Wolfgang Engler: Unerhörte Freiheit
Aufbau Verlag, Berlin 2007

Seine Gedanken sind schwer, seine Sätze kompliziert, doch die Botschaft ist simpel. Wolfgang Engler kocht ein erfolgreiches Thema zum zweiten Mal auf. Nach "Bürger ohne Arbeit" stimmt er mit dem Essay "Unerhörte Freiheit" erneut das Totenlied der Arbeitsgesellschaft an. Diesmal steht das "auskömmliche Grundeinkommen" im Mittelpunkt, das der Staat jedermann zuweisen solle, wenn er nicht mehr allen Bürgern "gute Arbeit" garantieren könne. Das konnte der Staat zwar noch nie, doch ganz seiner DDR-Sozialisation verhaftet, traut Engler dem Gemeinwesen mehr zu als der kapitalistischen Wirtschaft. Ein Aufbegehren gegen sozialstaatliches Anspruchsdenken erlaubt er sich dennoch: Bedingungslos soll das Grundeinkommen nicht sein, sondern an eine zweckfreie Bildungsverpflichtung geknüpft. Aus "stillgelegten Freizeitindividuen" werden dann fröhliche Arbeitslose mit Schillerversen auf den Lippen. Humanistische Selbstentfaltung für die Unterschicht? Im Sozialismus ist der "neue Mensch" gescheitert. Aber im zweiten Anlauf klappt es bestimmt.

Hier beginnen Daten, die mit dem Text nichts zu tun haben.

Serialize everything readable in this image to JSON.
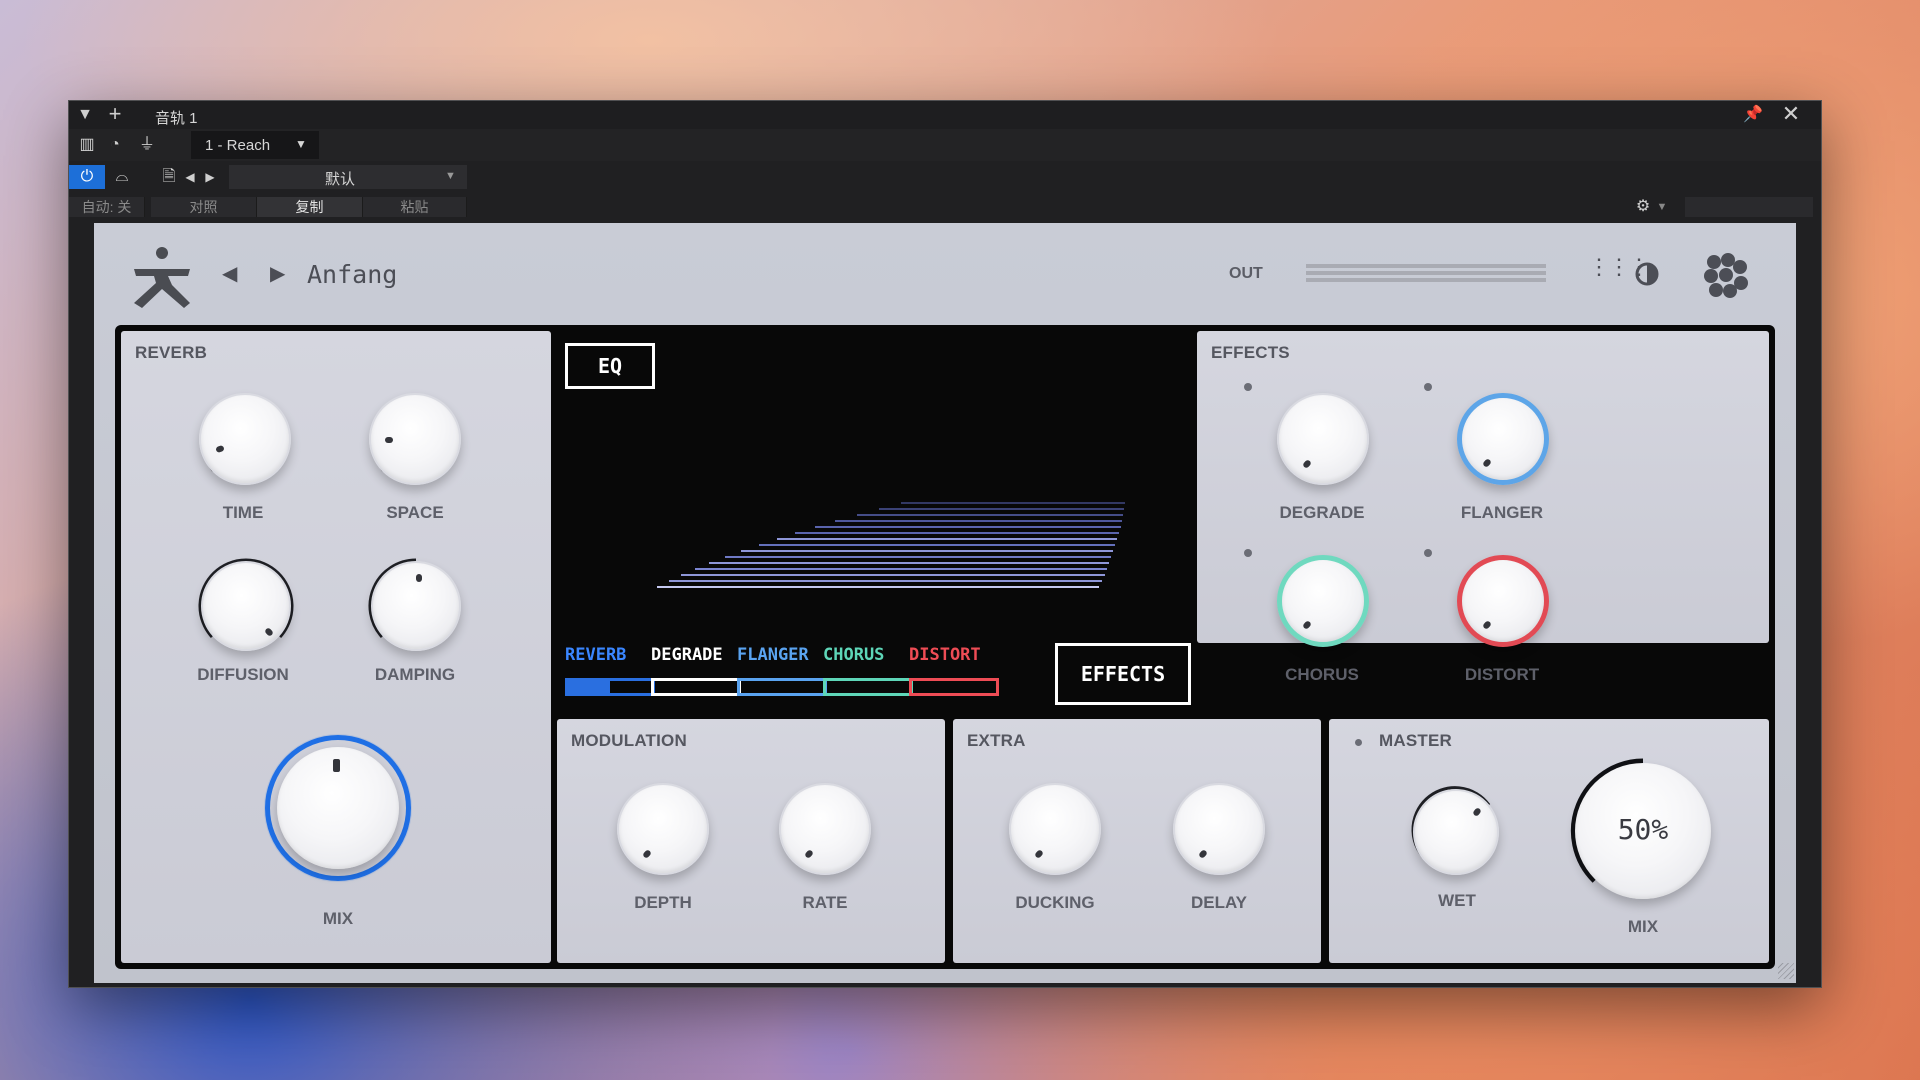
{
  "host": {
    "track_name": "音轨 1",
    "device": "1 - Reach",
    "preset_menu": "默认",
    "auto_label": "自动: 关",
    "compare_label": "对照",
    "copy_label": "复制",
    "paste_label": "粘贴"
  },
  "plugin": {
    "preset_name": "Anfang",
    "out_label": "OUT",
    "reverb": {
      "title": "REVERB",
      "knobs": [
        {
          "label": "TIME",
          "value": 0.05
        },
        {
          "label": "SPACE",
          "value": 0.02
        },
        {
          "label": "DIFFUSION",
          "value": 0.95
        },
        {
          "label": "DAMPING",
          "value": 0.5
        }
      ],
      "mix": {
        "label": "MIX",
        "value": 1.0,
        "accent": "#1f6fe5"
      }
    },
    "display": {
      "eq_button": "EQ",
      "effects_button": "EFFECTS",
      "tabs": [
        {
          "label": "REVERB",
          "color": "#3a86ff",
          "fill": 0.5
        },
        {
          "label": "DEGRADE",
          "color": "#ffffff",
          "fill": 0
        },
        {
          "label": "FLANGER",
          "color": "#5aa3f0",
          "fill": 0
        },
        {
          "label": "CHORUS",
          "color": "#5ed6b8",
          "fill": 0
        },
        {
          "label": "DISTORT",
          "color": "#ee4c55",
          "fill": 0
        }
      ]
    },
    "effects": {
      "title": "EFFECTS",
      "knobs": [
        {
          "label": "DEGRADE",
          "color": "#d6d7de",
          "value": 0.12
        },
        {
          "label": "FLANGER",
          "color": "#5da5e8",
          "value": 0.12
        },
        {
          "label": "CHORUS",
          "color": "#6fd9bf",
          "value": 0.12
        },
        {
          "label": "DISTORT",
          "color": "#e24a54",
          "value": 0.12
        }
      ]
    },
    "modulation": {
      "title": "MODULATION",
      "knobs": [
        {
          "label": "DEPTH",
          "value": 0.12
        },
        {
          "label": "RATE",
          "value": 0.12
        }
      ]
    },
    "extra": {
      "title": "EXTRA",
      "knobs": [
        {
          "label": "DUCKING",
          "value": 0.12
        },
        {
          "label": "DELAY",
          "value": 0.12
        }
      ]
    },
    "master": {
      "title": "MASTER",
      "wet": {
        "label": "WET",
        "value": 0.85
      },
      "mix": {
        "label": "MIX",
        "value": "50%",
        "fraction": 0.5
      }
    }
  },
  "colors": {
    "host_bg": "#202022",
    "accent_blue": "#1f6fe5",
    "frame": "#080808"
  }
}
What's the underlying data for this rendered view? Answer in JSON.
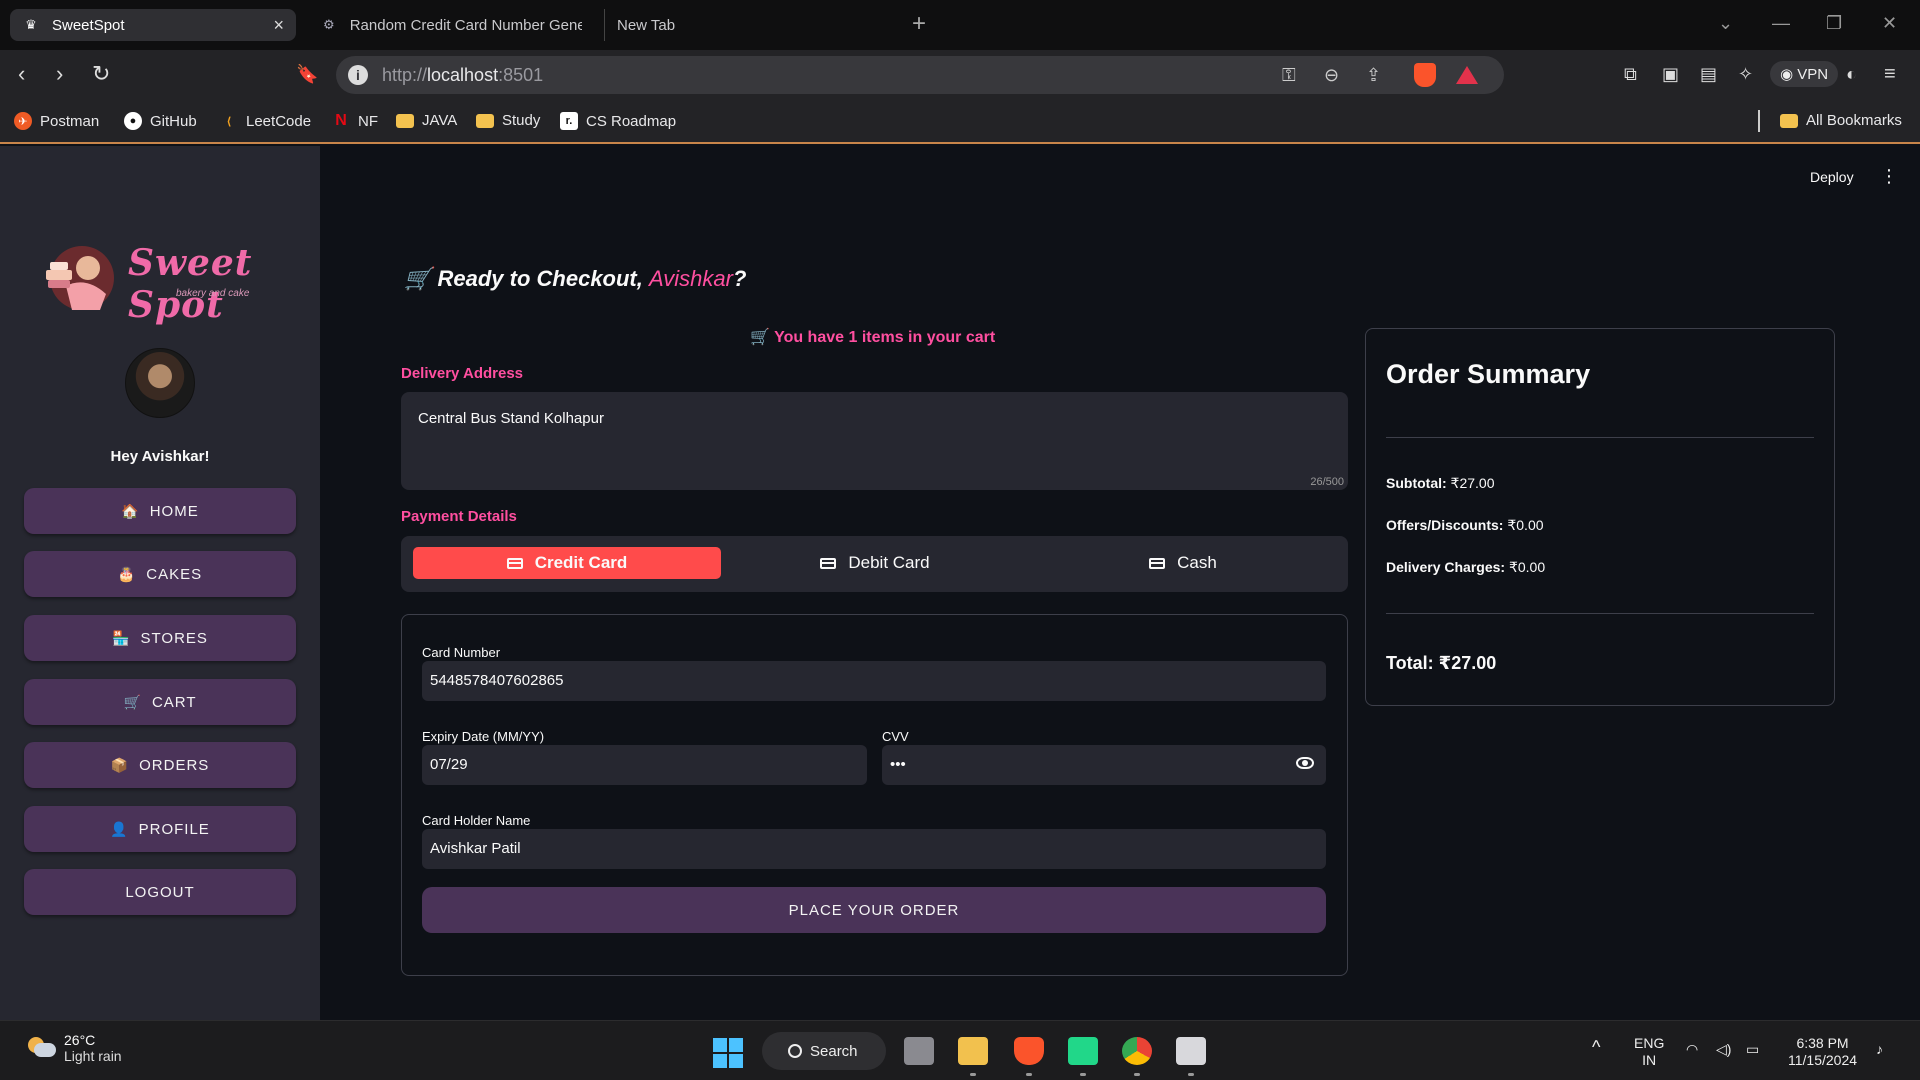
{
  "browser": {
    "tabs": [
      {
        "title": "SweetSpot",
        "active": true
      },
      {
        "title": "Random Credit Card Number Gene",
        "active": false
      },
      {
        "title": "New Tab",
        "active": false
      }
    ],
    "new_tab_symbol": "+",
    "url_scheme": "http://",
    "url_host": "localhost",
    "url_port": ":8501",
    "vpn_label": "VPN",
    "bookmarks": [
      {
        "label": "Postman",
        "icon": "postman-icon"
      },
      {
        "label": "GitHub",
        "icon": "github-icon"
      },
      {
        "label": "LeetCode",
        "icon": "leetcode-icon"
      },
      {
        "label": "NF",
        "icon": "netflix-icon"
      },
      {
        "label": "JAVA",
        "icon": "folder-icon"
      },
      {
        "label": "Study",
        "icon": "folder-icon"
      },
      {
        "label": "CS Roadmap",
        "icon": "roadmap-icon"
      }
    ],
    "all_bookmarks_label": "All Bookmarks"
  },
  "header": {
    "deploy_label": "Deploy",
    "menu_symbol": "⋮"
  },
  "sidebar": {
    "brand": "Sweet Spot",
    "brand_sub": "bakery and cake",
    "greeting": "Hey Avishkar!",
    "items": [
      {
        "emoji": "🏠",
        "label": "HOME"
      },
      {
        "emoji": "🎂",
        "label": "CAKES"
      },
      {
        "emoji": "🏪",
        "label": "STORES"
      },
      {
        "emoji": "🛒",
        "label": "CART"
      },
      {
        "emoji": "📦",
        "label": "ORDERS"
      },
      {
        "emoji": "👤",
        "label": "PROFILE"
      },
      {
        "emoji": "",
        "label": "LOGOUT"
      }
    ]
  },
  "checkout": {
    "heading_prefix": "🛒 Ready to Checkout, ",
    "heading_name": "Avishkar",
    "heading_suffix": "?",
    "cart_message": "🛒 You have 1 items in your cart",
    "address_label": "Delivery Address",
    "address_value": "Central Bus Stand Kolhapur",
    "address_counter": "26/500",
    "payment_label": "Payment Details",
    "payment_tabs": [
      {
        "label": "Credit Card",
        "icon": "credit-card-icon",
        "active": true
      },
      {
        "label": "Debit Card",
        "icon": "debit-card-icon",
        "active": false
      },
      {
        "label": "Cash",
        "icon": "cash-icon",
        "active": false
      }
    ],
    "form": {
      "card_number_label": "Card Number",
      "card_number_value": "5448578407602865",
      "expiry_label": "Expiry Date (MM/YY)",
      "expiry_value": "07/29",
      "cvv_label": "CVV",
      "cvv_value": "•••",
      "holder_label": "Card Holder Name",
      "holder_value": "Avishkar Patil",
      "submit_label": "PLACE YOUR ORDER"
    }
  },
  "order_summary": {
    "title": "Order Summary",
    "subtotal_label": "Subtotal:",
    "subtotal_value": "₹27.00",
    "discount_label": "Offers/Discounts:",
    "discount_value": "₹0.00",
    "delivery_label": "Delivery Charges:",
    "delivery_value": "₹0.00",
    "total_label": "Total:",
    "total_value": "₹27.00"
  },
  "taskbar": {
    "temperature": "26°C",
    "weather": "Light rain",
    "search_label": "Search",
    "lang_top": "ENG",
    "lang_bottom": "IN",
    "time": "6:38 PM",
    "date": "11/15/2024"
  },
  "colors": {
    "accent_pink": "#ff4fa0",
    "button_purple": "#4a3358",
    "active_tab_red": "#ff4b4b",
    "sidebar_bg": "#262730",
    "main_bg": "#0e1117"
  }
}
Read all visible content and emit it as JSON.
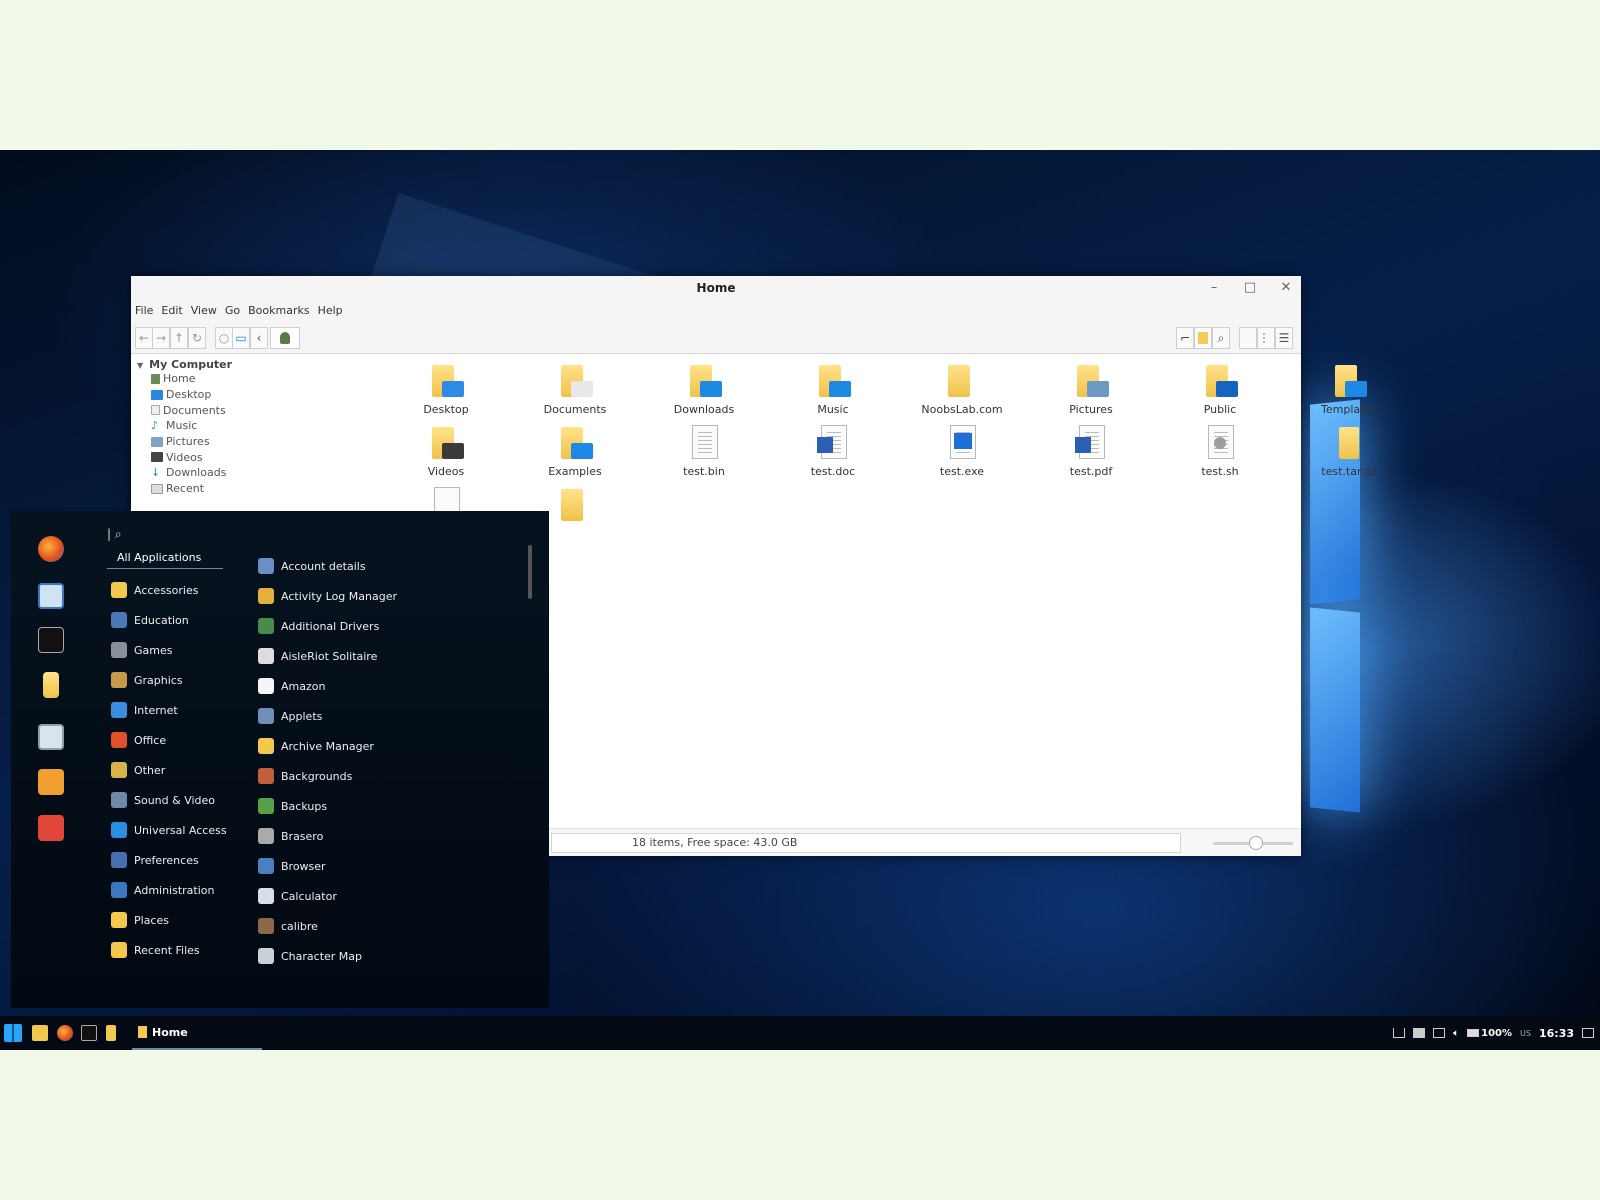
{
  "window": {
    "title": "Home",
    "menu": [
      "File",
      "Edit",
      "View",
      "Go",
      "Bookmarks",
      "Help"
    ]
  },
  "sidebar": {
    "section": "My Computer",
    "items": [
      "Home",
      "Desktop",
      "Documents",
      "Music",
      "Pictures",
      "Videos",
      "Downloads",
      "Recent"
    ]
  },
  "files": [
    {
      "name": "Desktop",
      "kind": "folder",
      "badge": "#2e8ae6"
    },
    {
      "name": "Documents",
      "kind": "folder",
      "badge": "#e8e8e8"
    },
    {
      "name": "Downloads",
      "kind": "folder",
      "badge": "#1e88e5"
    },
    {
      "name": "Music",
      "kind": "folder",
      "badge": "#1e88e5"
    },
    {
      "name": "NoobsLab.com",
      "kind": "folder",
      "badge": ""
    },
    {
      "name": "Pictures",
      "kind": "folder",
      "badge": "#6a9ac2"
    },
    {
      "name": "Public",
      "kind": "folder",
      "badge": "#1565c0"
    },
    {
      "name": "Templates",
      "kind": "folder",
      "badge": "#1e88e5"
    },
    {
      "name": "Videos",
      "kind": "folder",
      "badge": "#3a3a3a"
    },
    {
      "name": "Examples",
      "kind": "folder",
      "badge": "#1e88e5"
    },
    {
      "name": "test.bin",
      "kind": "doc",
      "badge": ""
    },
    {
      "name": "test.doc",
      "kind": "word",
      "badge": "#2b5fb3"
    },
    {
      "name": "test.exe",
      "kind": "exe",
      "badge": "#1e6fd8"
    },
    {
      "name": "test.pdf",
      "kind": "word",
      "badge": "#2b5fb3"
    },
    {
      "name": "test.sh",
      "kind": "script",
      "badge": "#9e9e9e"
    },
    {
      "name": "test.tar.gz",
      "kind": "archive",
      "badge": "#caa84a"
    }
  ],
  "status": "18 items, Free space: 43.0 GB",
  "start_menu": {
    "all_label": "All Applications",
    "categories": [
      "Accessories",
      "Education",
      "Games",
      "Graphics",
      "Internet",
      "Office",
      "Other",
      "Sound & Video",
      "Universal Access",
      "Preferences",
      "Administration",
      "Places",
      "Recent Files"
    ],
    "apps": [
      "Account details",
      "Activity Log Manager",
      "Additional Drivers",
      "AisleRiot Solitaire",
      "Amazon",
      "Applets",
      "Archive Manager",
      "Backgrounds",
      "Backups",
      "Brasero",
      "Browser",
      "Calculator",
      "calibre",
      "Character Map"
    ]
  },
  "taskbar": {
    "task_label": "Home",
    "battery": "100%",
    "layout": "US",
    "clock": "16:33"
  }
}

(Hrsg.) Michael Klonovsky: Nicolás Gómez Dávila: Es genügt, dass die Schönheit unseren Überdruss streift
Reclam Verlag, Ditzingen 2007

Sigrid Löffler hasst, Botho Strauß schätzt und Martin Mosebach liebt ihn: Der 1994 verstorbene Kolumbianer Nicolás Gómez Dávila lässt Herzen höher schlagen. Als einsiedlerischer Denker, der nur für einen kleinen Kreis Gleichgesinnter schrieb, war er so elitär, dass er alle Massenbewegungen verabscheute. "Zielen wir hoch, dann gibt es kein Publikum, das beurteilen kann, ob wir getroffen haben”, lautete sein Lebensmotto. Michael Klonovsky hat nun – eigentlich ein Widerspruch in sich – eine Volksausgabe galliger Dávila-Aphorismen versammelt. Wer Politik aus ästhetischen Gründen ablehnt, kommt hier ganz auf seine Kosten. Originalton: "Wir Feinde des allgemeinen Wahlrechts hören nicht auf, uns über den Enthusiasmus zu wundern, den die Wahl einer Handvoll Unfähiger durch einen Haufen Inkompetenter weckt.” Darf man so etwas in Deutschland schon wieder sagen? Aber ja! Nichts reinigt die Geschmacksnerven besser vom klebrigen Zucker der Parteiendemokratie als ein tiefer Schluck aus der Flasche aristokratischer Verbitterung.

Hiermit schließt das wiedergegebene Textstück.